A child may ask a question prematurely, or at a time when the parent finds it impossible to answer in such a way as to make the desired impression or to avoid the undesirable impression. The postponement should be frankly a postponement, and the parent should answer the question at some later time chosen by the parent and upon the parent's own motion. If the child never affords the parent a natural opening for the first or later conversation, the parent should make the opening by reference to the recent arrival of a baby in the child's home, or in some neighbor's family, or even to the arrival of kittens or chicks.
Such preliminary information should come at or near the first asking of questions, or if no questions are asked, at any convenient time between the ages of six and eight years, and in any case before the child goes to school or mingles much away from home with other children. It is a mistake to suppose that very much need be said to the young child. If the child's normal curiosity is satisfied in a clean way from the right source, that is sufficient. Especially should it be advised of the truth about those facts concerning which it is liable be misinformed in its contacts with other children. Only, parents ought to remember that their child, however carefully brought up and protected, at any time and of its own motion, may itself be that corrupting "other child" against which we are so sedulously warned!
Or, again, the child when it has been duly instructed by parents may without harmful intentions talk too freely with other children. It may do some harm to other children in this; but what is more likely, it may receive harm by calling out uninformed and hurtful conversation from the other side. For this reason, a parent in talking to children should be careful to explain that they should not talk to others. If they are properly brought-up children, their modesty will respond, and their trained obedience will keep faith.

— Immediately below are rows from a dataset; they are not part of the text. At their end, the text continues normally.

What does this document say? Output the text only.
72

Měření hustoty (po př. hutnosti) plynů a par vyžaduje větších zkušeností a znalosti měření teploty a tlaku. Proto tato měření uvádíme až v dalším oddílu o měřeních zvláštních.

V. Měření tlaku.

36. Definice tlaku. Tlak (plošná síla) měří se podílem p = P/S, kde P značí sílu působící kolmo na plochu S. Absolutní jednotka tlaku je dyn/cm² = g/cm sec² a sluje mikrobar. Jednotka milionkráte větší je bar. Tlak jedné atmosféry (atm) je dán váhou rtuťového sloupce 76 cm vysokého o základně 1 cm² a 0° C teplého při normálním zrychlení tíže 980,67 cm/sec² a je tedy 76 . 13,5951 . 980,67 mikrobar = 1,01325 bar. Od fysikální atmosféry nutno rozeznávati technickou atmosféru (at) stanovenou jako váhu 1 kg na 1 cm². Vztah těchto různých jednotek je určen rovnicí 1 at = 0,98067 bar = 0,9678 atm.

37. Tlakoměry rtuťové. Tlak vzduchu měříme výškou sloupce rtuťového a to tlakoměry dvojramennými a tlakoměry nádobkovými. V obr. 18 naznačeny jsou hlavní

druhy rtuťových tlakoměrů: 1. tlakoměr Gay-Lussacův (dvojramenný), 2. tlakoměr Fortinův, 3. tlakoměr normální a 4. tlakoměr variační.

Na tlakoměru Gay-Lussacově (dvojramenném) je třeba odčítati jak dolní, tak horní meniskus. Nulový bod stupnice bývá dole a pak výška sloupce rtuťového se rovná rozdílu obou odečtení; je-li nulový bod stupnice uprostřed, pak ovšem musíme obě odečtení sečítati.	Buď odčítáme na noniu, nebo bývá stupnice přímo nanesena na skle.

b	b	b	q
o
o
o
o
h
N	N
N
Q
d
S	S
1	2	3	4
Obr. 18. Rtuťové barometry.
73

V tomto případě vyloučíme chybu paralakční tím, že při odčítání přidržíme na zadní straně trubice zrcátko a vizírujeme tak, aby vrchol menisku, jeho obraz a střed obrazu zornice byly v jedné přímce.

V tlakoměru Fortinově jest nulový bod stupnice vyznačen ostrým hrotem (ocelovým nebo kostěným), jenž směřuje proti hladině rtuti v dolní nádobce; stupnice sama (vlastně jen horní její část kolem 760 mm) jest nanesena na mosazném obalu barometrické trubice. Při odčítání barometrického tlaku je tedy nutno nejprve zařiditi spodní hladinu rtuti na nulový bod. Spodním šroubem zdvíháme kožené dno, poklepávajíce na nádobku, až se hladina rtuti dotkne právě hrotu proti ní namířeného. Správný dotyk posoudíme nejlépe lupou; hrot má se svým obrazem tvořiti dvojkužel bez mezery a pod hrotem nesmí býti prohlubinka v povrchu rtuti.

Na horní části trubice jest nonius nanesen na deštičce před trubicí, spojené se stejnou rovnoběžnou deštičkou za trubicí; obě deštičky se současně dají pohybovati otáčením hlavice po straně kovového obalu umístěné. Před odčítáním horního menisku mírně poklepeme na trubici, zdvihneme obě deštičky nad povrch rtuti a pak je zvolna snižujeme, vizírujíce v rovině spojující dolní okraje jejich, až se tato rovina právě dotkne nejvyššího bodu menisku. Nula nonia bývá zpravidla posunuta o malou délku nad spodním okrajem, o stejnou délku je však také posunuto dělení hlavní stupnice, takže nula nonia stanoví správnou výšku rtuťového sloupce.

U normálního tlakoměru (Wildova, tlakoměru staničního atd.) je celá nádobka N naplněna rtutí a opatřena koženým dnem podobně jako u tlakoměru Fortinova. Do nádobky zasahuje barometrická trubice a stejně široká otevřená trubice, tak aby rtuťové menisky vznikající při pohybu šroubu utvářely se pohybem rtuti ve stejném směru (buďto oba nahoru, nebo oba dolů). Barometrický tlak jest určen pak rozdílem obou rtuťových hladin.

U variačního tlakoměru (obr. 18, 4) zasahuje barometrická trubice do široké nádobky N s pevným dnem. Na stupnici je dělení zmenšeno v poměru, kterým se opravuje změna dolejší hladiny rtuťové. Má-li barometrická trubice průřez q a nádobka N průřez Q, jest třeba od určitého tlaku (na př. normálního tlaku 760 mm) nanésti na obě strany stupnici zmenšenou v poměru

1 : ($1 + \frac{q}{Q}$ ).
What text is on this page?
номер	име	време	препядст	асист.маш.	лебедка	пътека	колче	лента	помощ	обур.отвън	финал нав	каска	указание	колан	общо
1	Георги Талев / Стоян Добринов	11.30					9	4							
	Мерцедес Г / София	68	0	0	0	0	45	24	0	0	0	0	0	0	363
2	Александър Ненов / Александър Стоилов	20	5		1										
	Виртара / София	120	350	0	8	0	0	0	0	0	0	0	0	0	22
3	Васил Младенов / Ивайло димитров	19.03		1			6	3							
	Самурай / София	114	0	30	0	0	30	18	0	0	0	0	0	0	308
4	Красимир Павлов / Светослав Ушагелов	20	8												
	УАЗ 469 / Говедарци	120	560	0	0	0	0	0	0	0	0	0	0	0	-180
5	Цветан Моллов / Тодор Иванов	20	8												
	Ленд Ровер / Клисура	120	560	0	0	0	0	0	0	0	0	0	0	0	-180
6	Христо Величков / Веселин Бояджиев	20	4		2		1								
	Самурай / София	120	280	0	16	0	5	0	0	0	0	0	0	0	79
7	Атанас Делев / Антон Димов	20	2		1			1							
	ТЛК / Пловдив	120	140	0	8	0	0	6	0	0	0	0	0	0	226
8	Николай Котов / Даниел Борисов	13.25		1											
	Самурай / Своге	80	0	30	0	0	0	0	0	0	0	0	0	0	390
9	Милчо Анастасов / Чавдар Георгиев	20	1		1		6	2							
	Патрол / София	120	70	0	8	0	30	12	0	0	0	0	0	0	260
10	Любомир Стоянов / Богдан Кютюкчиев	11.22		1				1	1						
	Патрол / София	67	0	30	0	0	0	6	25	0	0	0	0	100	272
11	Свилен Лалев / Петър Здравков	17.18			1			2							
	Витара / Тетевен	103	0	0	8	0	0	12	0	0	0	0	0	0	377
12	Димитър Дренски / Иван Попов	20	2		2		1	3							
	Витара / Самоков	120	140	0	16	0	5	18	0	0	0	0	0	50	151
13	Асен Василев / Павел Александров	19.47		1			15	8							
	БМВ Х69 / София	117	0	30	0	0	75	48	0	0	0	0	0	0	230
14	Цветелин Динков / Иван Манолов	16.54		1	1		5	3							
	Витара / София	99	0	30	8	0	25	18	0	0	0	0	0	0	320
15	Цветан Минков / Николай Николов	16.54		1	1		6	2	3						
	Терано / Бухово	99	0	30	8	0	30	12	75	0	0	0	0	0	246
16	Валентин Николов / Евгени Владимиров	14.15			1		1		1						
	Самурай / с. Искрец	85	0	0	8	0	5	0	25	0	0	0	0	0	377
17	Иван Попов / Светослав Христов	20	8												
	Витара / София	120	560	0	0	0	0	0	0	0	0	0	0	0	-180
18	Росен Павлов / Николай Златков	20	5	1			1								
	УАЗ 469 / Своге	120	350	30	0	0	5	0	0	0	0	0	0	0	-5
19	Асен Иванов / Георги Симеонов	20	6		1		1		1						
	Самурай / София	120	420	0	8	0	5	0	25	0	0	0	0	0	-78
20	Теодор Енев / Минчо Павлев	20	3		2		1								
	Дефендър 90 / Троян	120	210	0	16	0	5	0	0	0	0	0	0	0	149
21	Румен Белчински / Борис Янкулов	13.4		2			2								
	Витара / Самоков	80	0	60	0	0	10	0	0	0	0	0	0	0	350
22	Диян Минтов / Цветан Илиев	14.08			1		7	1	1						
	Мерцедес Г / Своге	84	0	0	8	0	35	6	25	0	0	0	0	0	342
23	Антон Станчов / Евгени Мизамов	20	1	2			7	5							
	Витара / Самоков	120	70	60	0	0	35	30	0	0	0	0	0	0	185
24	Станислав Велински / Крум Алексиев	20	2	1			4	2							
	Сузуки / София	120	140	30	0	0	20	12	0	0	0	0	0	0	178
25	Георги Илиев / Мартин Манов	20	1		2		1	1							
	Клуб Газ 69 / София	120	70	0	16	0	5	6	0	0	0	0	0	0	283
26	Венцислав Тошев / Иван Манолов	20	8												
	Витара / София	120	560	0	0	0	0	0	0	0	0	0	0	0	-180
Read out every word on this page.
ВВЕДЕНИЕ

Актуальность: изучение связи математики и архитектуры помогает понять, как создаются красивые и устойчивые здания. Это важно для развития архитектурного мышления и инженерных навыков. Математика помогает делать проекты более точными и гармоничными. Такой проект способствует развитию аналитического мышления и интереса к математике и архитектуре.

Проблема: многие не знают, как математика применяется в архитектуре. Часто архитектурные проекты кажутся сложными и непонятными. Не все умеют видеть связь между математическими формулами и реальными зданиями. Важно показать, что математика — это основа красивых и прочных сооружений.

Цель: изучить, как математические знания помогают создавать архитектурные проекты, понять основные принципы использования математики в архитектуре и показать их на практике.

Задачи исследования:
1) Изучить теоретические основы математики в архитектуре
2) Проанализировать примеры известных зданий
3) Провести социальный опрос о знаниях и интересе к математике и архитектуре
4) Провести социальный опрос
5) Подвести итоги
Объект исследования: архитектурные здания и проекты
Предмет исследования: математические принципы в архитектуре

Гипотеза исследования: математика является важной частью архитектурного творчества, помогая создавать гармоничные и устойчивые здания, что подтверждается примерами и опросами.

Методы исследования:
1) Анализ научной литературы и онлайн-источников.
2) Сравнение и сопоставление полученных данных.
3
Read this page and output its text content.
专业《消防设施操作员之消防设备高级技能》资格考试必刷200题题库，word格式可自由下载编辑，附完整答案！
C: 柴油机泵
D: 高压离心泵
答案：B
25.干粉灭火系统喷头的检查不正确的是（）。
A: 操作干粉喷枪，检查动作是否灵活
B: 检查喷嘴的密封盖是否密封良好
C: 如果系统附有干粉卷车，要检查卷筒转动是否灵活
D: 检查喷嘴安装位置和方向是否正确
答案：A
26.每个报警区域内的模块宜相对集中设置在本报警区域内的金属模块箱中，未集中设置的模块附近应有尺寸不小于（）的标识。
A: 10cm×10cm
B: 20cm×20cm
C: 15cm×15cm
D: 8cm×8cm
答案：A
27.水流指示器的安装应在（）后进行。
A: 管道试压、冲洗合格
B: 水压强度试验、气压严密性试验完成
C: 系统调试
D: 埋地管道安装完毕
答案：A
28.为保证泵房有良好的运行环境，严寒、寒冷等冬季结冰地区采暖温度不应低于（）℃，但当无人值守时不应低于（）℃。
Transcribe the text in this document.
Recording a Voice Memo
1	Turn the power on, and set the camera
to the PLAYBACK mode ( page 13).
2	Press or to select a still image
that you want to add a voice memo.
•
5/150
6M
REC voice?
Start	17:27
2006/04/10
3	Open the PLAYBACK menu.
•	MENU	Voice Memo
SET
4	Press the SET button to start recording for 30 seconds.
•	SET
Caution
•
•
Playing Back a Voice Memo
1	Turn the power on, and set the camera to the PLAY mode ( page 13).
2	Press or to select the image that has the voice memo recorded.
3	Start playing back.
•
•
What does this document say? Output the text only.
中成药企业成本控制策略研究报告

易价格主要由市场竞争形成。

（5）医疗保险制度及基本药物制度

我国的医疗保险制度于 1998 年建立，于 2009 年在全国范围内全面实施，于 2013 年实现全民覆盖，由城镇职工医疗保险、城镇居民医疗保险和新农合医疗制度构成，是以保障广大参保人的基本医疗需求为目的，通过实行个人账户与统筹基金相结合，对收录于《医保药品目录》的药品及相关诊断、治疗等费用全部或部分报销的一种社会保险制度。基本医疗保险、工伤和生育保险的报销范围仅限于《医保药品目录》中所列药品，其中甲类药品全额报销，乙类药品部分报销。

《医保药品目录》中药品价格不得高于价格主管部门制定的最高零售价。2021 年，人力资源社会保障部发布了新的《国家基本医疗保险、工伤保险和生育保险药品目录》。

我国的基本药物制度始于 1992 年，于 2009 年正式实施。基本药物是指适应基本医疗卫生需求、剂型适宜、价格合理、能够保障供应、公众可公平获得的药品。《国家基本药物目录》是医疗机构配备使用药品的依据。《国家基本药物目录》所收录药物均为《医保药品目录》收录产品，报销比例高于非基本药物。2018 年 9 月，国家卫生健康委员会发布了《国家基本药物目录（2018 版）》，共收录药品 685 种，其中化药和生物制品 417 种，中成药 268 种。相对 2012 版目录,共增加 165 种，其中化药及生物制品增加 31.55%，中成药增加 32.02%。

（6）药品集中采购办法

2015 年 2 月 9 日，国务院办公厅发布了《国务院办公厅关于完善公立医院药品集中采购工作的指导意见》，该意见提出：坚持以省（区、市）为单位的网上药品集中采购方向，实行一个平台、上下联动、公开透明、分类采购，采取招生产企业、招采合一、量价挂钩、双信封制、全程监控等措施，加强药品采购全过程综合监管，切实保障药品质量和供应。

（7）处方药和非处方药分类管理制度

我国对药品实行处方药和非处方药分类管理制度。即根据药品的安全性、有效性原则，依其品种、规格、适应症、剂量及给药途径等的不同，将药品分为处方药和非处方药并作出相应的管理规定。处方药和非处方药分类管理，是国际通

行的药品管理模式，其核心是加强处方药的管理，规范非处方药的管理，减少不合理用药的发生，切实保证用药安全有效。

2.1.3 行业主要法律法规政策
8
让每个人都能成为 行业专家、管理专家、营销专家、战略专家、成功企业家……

This is the place to try to make clear the importance of such secrecy and confidence between parents and child. There is a secrecy which adds a glamour of pleasurable naughtiness, leading straight to prudery and pruriency with all their consequences. Such secrecy is the sort that develops when parents do take the child into their confidence. Such harmful secrecy is not to be confounded with the confidence between parent and child. In opposing the harmful kind of secrecy, there are those who very wrongly, as I believe, object to any secrecy; who say, "All things are clean; why should any difference whatever be made between the lungs or the stomach, and the sex organs; it is often the very making of any distinction that causes and helps cause all the trouble." Now the case against all secrecy would be valid if the premises of the argument were sound. Roughly speaking, lungs are lungs, and stomachs are stomachs, but the sex organs and their impulses, reflexes, and irradiations are connected with the subtlest complexes of mind and affections, inextricably connected with everything human, with further irradiations into the entire social body.